И закономерно, что смысл жизни, поиском которого заняты герои разных рассказов Ю. Казакова, неизменно открывается им только дома, через понимание правды другого, осознание народно-национальной правды. Так, в рассказе «Смерть, где жало твое?» главный герой Акользин, москвич, доцент, проживший в мире «больших» категорий (революция, борьба, пафос и т. д.), мечтавший и говоривший о физическом и социальном переустройстве земли, лишь выйдя за пределы наезженной колеи, столкнувшись на Севере с иной жизнью, осознает: все, что раньше читал в книгах, во что свято верил, – чепуха.

Перед смертью герой начинает смутно ощущать, что жизнь в главном своем проявлении должна измеряться и конкретным человеком, «девочкой, с таким неистово сияющим взглядом». Правда, Акользин еще частично находится в плену сложившихся стереотипов, он, в частности, не может дать ответ на вопрос: как соотносится личная правда с национальной правдой.

С этой проблемой сталкивается и герой рассказа «Старый дом», композитор, живущий в иное, дореволюционное время. Вновь в деревне, среди русской природы и русских крестьян, ему открывается правда, созвучная авторской: «Наверное, только теперь он стал понимать свой народ, его историю, его жизнь, его поэзию, только теперь он понял, что если что-нибудь на свете стоит преклонения, стоит великой, вечной, до слез горькой и сладкой любви, так только это – только эти луга, только эти деревни, пашни, леса, овраги, только эти люди, всю жизнь тяжко работающие и умирающие такой прекрасной, спокойной смертью, какой он не видел нигде больше».
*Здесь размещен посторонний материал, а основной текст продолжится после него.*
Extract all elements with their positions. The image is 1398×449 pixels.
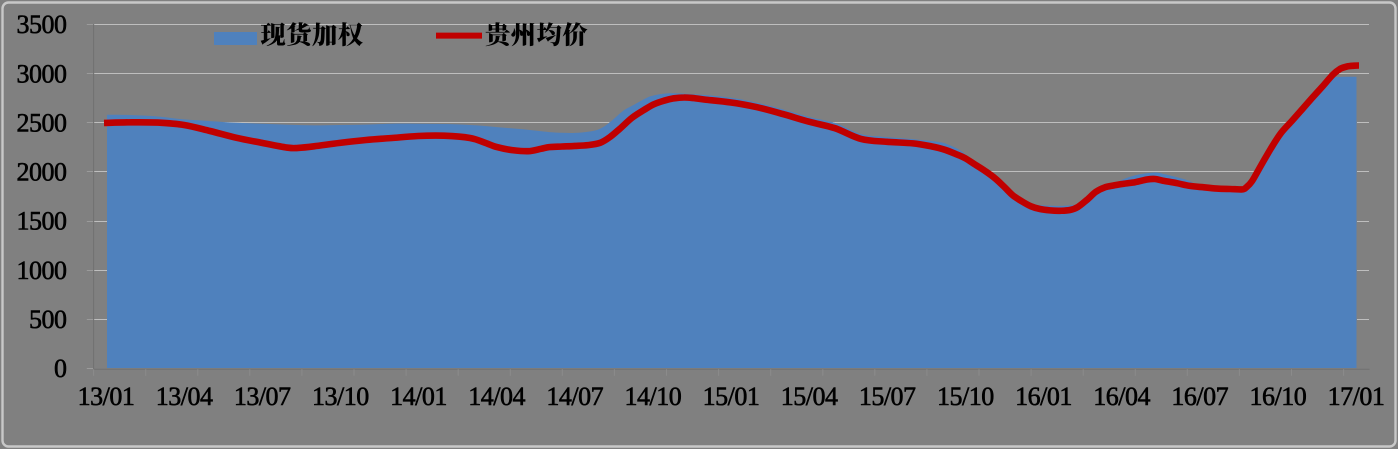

«Второе рождение» Ю. Казакова ознаменовалось и появлением в его творчестве героя, не характерного для прозы 50-х годов, но знакового для русской классики. А. Григорьев и Н. Страхов выделили в литературе XIX века один из ведущих типов, который назвали «смирной» личностью. Не знаю, были ли известны Ю. Казакову изыскания этих критиков, но в «Поморке» (1957 г.) и «Северном дневнике» (1960 г.) он – раньше А. Солженицына и авторов «деревенской прозы» – изобразил данный народный тип, который назвал «тихим героем».
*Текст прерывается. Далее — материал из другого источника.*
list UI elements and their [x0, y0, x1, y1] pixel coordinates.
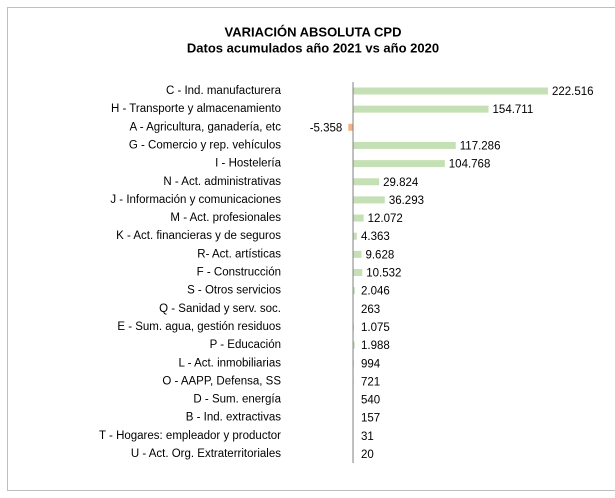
data-label: 2.046	[361, 286, 390, 298]
category-label: C - Ind. manufacturera	[166, 85, 282, 97]
category-label: M - Act. profesionales	[170, 212, 281, 224]
data-label: 10.532	[366, 268, 401, 280]
data-label: 29.824	[383, 177, 419, 189]
data-label: 20	[361, 449, 374, 461]
category-label: O - AAPP, Defensa, SS	[162, 375, 281, 387]
category-label: U - Act. Org. Extraterritoriales	[131, 448, 281, 460]
data-label: 157	[361, 413, 380, 425]
bar	[353, 341, 355, 349]
bar	[353, 87, 548, 95]
category-label: B - Ind. extractivas	[186, 412, 281, 424]
data-label: 12.072	[368, 213, 403, 225]
category-label: S - Otros servicios	[187, 285, 281, 297]
bar	[353, 141, 456, 149]
bar	[348, 123, 354, 131]
data-label: 31	[361, 431, 374, 443]
bar	[353, 160, 445, 168]
chart-frame	[7, 7, 615, 491]
data-label: 540	[361, 395, 380, 407]
bar	[353, 196, 385, 204]
category-label: J - Información y comunicaciones	[110, 194, 281, 206]
data-label: 994	[361, 358, 381, 370]
category-label: N - Act. administrativas	[163, 176, 281, 188]
bar	[353, 214, 364, 222]
category-label: D - Sum. energía	[193, 394, 281, 406]
data-label: 1.988	[361, 340, 390, 352]
data-label: 263	[361, 304, 380, 316]
bar	[353, 287, 355, 295]
category-label: A - Agricultura, ganadería, etc	[129, 121, 281, 133]
data-label: 36.293	[389, 195, 424, 207]
data-label: 154.711	[493, 104, 534, 116]
data-label: -5.358	[310, 122, 343, 134]
category-label: E - Sum. agua, gestión residuos	[117, 321, 281, 333]
data-label: 222.516	[552, 86, 594, 98]
bar	[353, 232, 357, 240]
category-label: I - Hostelería	[215, 158, 281, 170]
category-label: P - Educación	[210, 339, 281, 351]
data-label: 1.075	[361, 322, 390, 334]
data-label: 117.286	[460, 140, 501, 152]
category-label: K - Act. financieras y de seguros	[116, 230, 281, 242]
category-label: G - Comercio y rep. vehículos	[129, 139, 281, 151]
category-label: Q - Sanidad y serv. soc.	[159, 303, 281, 315]
chart-title: VARIACIÓN ABSOLUTA CPD	[225, 24, 402, 39]
data-label: 4.363	[361, 231, 390, 243]
category-label: F - Construcción	[197, 267, 281, 279]
bar	[353, 269, 363, 276]
category-label: R- Act. artísticas	[197, 248, 281, 260]
category-label: T - Hogares: empleador y productor	[99, 430, 281, 442]
category-label: H - Transporte y almacenamiento	[111, 103, 281, 115]
data-label: 9.628	[365, 249, 394, 261]
data-label: 721	[361, 376, 380, 388]
bar	[353, 105, 489, 113]
chart-subtitle: Datos acumulados año 2021 vs año 2020	[187, 40, 439, 55]
data-label: 104.768	[449, 159, 491, 171]
bar	[353, 178, 380, 186]
bar	[353, 250, 362, 258]
category-label: L - Act. inmobiliarias	[179, 357, 282, 369]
Праведная, святая жизнь девяностолетней старухи Марфы, поморки из одноименного рассказа, на уровне естества немыслима без постоянного труда и заботы о других. Поражает объем работы, которая выполняется женщиной как потребность души. Она «доит и гонит на улицу корову, шумит сепаратором, кормит кур, лезет на поветь за яйцами, косит и рубит <...> траву и картофельную ботву поросенку; копает картошку на огороде, сушит, когда светит солнце, и ссыпает в подпол; топит печь, варит обед, кипятит самовар, идет к морю с корзинкой, собирает сиреневые кучки водорослей <...>; привозят ей сено, и она, надрываясь, таскает его наверх <...>; стирает, штопает, гладит, метет и моет полы, сени, крыльцо и даже деревянные мостки возле избы <...>».

Уже по-другому, чем в «Доме под кручей» и в «Страннике», Ю. Казаков изображает в «Поморке» верующего человека. Показательно и поразительно для литературы 1950-х годов, что молитва женщины воспринимается писателем с православных позиций как соборное единение людей разных поколений: «Будто бабка моя молится, будто мать свою я слышу сквозь сон, будто все мои предки, мужики, пахари, всю жизнь, с детства и до смерти пахавшие, косившие, положенные, забытые по погостам, родившие когда-то и хлеб, и другую, новую жизнь, будто это они молятся – не за себя, за мир, за Русь».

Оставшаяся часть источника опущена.